Viele vermissen vielleicht noch etwas ganz anderes, ohne es wirklich definieren zu können. Die DDR bot was ein freies Land wie die BRD nicht bieten kann, Sicherheit. Wer halbwegs angepasst lebte, dem versprach die DDR ein sicheres Leben, ohne große Veränderungen. Natürlich lässt die Zeit die wahren Umstände des Lebens damals verblassen, zurück bleibt nur dieses Gefühl und die Angst vor erneuten Veränderungen. Viele Befürchtungen der Menschen heute sind haltlos und beruhen nur auf solchen Gefühlen, doch gegen solche Gefühle lässt sich schwer ankämpfen.

Aber – es sind dreißig Jahre vergangen. Spielt das wirklich immer noch so eine Rolle?

Viele, die damals die Wende als junge Leute oder Leute mittleren Alters erlebt haben, finden sich nach jahrzehntelangen Bemühungen um gewissen Wohlstand und Sicherheit jetzt in einer Phase wieder, in der man sich zurück besinnen kann. Außerdem mussten sie zum Beispiel 2015 erleben, dass hunderttausende Fremde ins Land strömen, und das hat ihnen Angst ausgelöst, verursacht von oben genannten Umständen. Wer kann schon sagen welche psychischen Schäden eine Umstellung wie 89/90 und den Jahren danach hinterlässt. Für viele war es ein regelrechter Schock, der nie wirklich verarbeitet wurde. Ob die Ängste berechtigt sind, ist in diesem Moment für die Betreffenden nicht relevant. Dass dies von Populisten gern ausgenutzt wird, ist natürlich nichts Neues und umso trauriger.
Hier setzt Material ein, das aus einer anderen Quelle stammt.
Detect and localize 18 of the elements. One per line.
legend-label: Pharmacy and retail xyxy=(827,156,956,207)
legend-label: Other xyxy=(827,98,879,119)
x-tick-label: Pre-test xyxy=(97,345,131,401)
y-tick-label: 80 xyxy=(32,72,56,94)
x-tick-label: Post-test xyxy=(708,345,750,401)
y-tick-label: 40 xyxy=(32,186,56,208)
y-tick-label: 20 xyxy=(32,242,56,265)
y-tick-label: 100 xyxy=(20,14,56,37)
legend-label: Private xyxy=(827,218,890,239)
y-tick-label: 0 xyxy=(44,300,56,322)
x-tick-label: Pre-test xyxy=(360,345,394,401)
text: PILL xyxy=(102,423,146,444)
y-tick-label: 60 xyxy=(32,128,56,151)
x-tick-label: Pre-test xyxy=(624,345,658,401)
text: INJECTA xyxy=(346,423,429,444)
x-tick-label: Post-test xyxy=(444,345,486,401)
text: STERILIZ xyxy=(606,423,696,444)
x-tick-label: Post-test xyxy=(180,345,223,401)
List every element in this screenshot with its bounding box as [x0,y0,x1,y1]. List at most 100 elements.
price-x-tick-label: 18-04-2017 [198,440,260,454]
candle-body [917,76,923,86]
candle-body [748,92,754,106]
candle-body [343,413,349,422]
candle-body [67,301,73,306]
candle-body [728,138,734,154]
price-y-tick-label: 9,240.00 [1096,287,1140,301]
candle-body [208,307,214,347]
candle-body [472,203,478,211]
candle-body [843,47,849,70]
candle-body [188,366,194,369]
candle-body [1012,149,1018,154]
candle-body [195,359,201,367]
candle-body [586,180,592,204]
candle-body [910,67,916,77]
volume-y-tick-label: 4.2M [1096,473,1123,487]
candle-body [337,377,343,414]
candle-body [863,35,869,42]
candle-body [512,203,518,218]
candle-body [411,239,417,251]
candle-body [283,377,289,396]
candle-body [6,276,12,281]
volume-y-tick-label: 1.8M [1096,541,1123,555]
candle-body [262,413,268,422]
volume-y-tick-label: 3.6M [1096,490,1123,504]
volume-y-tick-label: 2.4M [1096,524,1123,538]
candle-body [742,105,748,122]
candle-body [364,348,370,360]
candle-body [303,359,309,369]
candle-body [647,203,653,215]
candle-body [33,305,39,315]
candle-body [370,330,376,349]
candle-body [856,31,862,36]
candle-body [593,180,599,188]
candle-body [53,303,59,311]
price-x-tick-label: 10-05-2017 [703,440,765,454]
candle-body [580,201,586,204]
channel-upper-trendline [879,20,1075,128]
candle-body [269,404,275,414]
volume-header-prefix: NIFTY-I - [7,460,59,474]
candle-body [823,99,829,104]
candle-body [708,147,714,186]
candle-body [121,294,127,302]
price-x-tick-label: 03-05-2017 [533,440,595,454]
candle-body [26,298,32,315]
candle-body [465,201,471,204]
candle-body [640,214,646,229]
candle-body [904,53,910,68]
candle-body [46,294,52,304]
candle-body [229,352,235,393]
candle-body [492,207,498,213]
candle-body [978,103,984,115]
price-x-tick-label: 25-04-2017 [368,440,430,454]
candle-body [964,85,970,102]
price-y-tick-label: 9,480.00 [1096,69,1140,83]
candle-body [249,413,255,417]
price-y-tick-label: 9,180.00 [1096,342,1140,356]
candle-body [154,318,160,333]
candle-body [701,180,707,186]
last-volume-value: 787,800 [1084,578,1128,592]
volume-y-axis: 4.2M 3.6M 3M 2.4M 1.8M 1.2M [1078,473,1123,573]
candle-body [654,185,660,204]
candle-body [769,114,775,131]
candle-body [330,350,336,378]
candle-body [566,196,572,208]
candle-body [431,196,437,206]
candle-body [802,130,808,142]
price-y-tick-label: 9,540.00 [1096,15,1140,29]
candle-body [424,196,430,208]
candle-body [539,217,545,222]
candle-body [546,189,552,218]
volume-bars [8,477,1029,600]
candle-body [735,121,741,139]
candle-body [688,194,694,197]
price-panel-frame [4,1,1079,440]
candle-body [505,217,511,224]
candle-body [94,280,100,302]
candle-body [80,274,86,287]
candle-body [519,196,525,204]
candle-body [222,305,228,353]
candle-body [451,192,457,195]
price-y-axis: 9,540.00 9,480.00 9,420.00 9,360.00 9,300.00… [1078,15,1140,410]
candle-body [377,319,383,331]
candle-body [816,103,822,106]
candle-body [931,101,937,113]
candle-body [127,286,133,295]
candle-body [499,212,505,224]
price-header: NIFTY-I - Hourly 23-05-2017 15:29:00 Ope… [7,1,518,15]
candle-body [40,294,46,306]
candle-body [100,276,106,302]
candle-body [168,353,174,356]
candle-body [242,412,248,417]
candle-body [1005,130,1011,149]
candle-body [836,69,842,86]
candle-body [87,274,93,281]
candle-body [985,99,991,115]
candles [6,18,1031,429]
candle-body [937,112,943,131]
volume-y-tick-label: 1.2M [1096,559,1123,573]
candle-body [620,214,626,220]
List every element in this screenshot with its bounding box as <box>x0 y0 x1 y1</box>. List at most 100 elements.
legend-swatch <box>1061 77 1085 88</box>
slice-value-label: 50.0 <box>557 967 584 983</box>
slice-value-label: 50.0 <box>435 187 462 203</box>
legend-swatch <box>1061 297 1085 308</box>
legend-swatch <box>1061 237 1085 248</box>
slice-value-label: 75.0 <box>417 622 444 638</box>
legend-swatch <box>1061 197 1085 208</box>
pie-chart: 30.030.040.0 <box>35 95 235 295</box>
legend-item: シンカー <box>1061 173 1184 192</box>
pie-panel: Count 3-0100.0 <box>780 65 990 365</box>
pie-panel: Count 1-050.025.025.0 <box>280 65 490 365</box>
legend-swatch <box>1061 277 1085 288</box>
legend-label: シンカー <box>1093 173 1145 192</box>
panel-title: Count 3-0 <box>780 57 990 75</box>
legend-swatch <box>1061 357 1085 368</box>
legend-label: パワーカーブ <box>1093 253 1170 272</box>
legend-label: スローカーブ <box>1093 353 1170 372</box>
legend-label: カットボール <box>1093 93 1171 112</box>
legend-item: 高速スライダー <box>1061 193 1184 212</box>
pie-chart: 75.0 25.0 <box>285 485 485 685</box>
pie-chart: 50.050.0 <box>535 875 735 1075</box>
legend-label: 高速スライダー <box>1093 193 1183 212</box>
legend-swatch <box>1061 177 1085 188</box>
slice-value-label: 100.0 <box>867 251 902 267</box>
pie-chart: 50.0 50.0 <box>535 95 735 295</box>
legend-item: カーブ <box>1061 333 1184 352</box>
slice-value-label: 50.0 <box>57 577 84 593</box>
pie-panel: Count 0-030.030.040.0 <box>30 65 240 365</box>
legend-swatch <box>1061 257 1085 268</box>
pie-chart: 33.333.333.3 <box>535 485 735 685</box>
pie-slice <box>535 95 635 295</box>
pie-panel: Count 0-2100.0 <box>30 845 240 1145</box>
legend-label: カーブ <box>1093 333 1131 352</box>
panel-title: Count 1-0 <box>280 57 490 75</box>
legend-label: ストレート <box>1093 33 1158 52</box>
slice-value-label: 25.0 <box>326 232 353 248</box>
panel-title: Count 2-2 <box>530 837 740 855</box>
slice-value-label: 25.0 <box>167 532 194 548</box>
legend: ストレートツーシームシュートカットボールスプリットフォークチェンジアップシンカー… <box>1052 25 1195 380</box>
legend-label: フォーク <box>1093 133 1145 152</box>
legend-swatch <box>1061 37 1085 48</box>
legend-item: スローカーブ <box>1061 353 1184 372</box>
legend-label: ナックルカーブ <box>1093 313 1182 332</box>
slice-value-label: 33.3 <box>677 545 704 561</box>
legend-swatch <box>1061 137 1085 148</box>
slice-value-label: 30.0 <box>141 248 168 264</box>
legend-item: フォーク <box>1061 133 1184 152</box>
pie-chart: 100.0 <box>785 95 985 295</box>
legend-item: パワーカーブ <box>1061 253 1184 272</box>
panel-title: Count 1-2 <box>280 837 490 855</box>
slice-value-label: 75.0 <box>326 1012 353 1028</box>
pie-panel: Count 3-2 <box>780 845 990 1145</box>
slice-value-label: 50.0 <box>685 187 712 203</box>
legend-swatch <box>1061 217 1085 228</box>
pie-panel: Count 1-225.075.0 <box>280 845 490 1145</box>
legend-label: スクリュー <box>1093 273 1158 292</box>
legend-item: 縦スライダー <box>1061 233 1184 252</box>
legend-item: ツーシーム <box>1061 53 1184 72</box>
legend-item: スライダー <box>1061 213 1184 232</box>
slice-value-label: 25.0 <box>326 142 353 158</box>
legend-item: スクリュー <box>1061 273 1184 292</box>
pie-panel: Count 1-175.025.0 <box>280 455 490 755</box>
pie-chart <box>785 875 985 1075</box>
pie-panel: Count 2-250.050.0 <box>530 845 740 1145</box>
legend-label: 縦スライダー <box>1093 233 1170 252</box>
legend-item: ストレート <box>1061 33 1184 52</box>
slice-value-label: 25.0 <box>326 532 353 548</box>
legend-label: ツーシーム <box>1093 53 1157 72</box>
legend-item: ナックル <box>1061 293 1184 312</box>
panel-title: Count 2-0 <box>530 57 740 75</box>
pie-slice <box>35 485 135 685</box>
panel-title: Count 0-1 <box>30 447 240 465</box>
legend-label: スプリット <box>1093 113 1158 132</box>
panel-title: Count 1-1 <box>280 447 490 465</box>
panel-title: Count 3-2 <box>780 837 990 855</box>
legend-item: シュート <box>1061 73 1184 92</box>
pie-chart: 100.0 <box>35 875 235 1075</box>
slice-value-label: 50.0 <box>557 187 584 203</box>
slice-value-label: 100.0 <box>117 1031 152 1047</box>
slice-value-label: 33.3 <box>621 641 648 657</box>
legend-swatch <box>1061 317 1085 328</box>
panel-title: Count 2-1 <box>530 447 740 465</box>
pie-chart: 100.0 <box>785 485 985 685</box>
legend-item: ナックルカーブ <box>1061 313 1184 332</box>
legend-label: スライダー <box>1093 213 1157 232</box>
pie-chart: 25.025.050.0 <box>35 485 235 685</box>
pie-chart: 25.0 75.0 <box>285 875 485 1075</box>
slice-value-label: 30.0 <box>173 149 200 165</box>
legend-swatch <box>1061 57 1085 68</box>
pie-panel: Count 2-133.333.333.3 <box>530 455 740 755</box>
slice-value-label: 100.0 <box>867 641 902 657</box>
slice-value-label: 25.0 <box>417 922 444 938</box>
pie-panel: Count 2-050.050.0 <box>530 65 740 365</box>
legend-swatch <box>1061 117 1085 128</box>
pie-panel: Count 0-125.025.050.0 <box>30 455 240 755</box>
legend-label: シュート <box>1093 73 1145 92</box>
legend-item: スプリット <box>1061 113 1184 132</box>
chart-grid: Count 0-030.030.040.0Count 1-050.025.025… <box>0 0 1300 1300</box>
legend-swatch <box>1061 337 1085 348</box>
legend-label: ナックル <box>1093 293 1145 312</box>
In „Roter Rabe“ klingen ja auch einige deutsch-deutsche Befindlichkeiten an. Was hat Deine Spurensuche in der Nachkriegszeit ergeben?

Vieles, das heutzutage recht einfach und schnell abgehandelt wird, war viel komplexer. Die Spaltung Deutschlands beruhte nicht einfach nur auf Willkür der Russen, es gab verschiedene Parteien, die davon profitierten. Die Menschen selbst, die kleinen Leute speziell, die haben immer nur zugesehen, wie sie am besten zurecht kamen. Es ist leicht, sich im Nachhinein ein Urteil zu bilden, jemandem vorzuwerfen, er hätte dies oder das getan, doch man sollte sich immer vor Augen halten, wie hätte man selbst gehandelt in damaliger Zeit, denn man hat ja nur das eine Leben.

Und, wie schaust Du in die Zukunft?

Mit leichter Besorgnis und trotz alledem noch optimistisch. Ich wünsche einfach nur, man könnte in einen vernünftigen Diskurs geraten, ohne vorschnelle Aburteilungen und lautes Geschrei.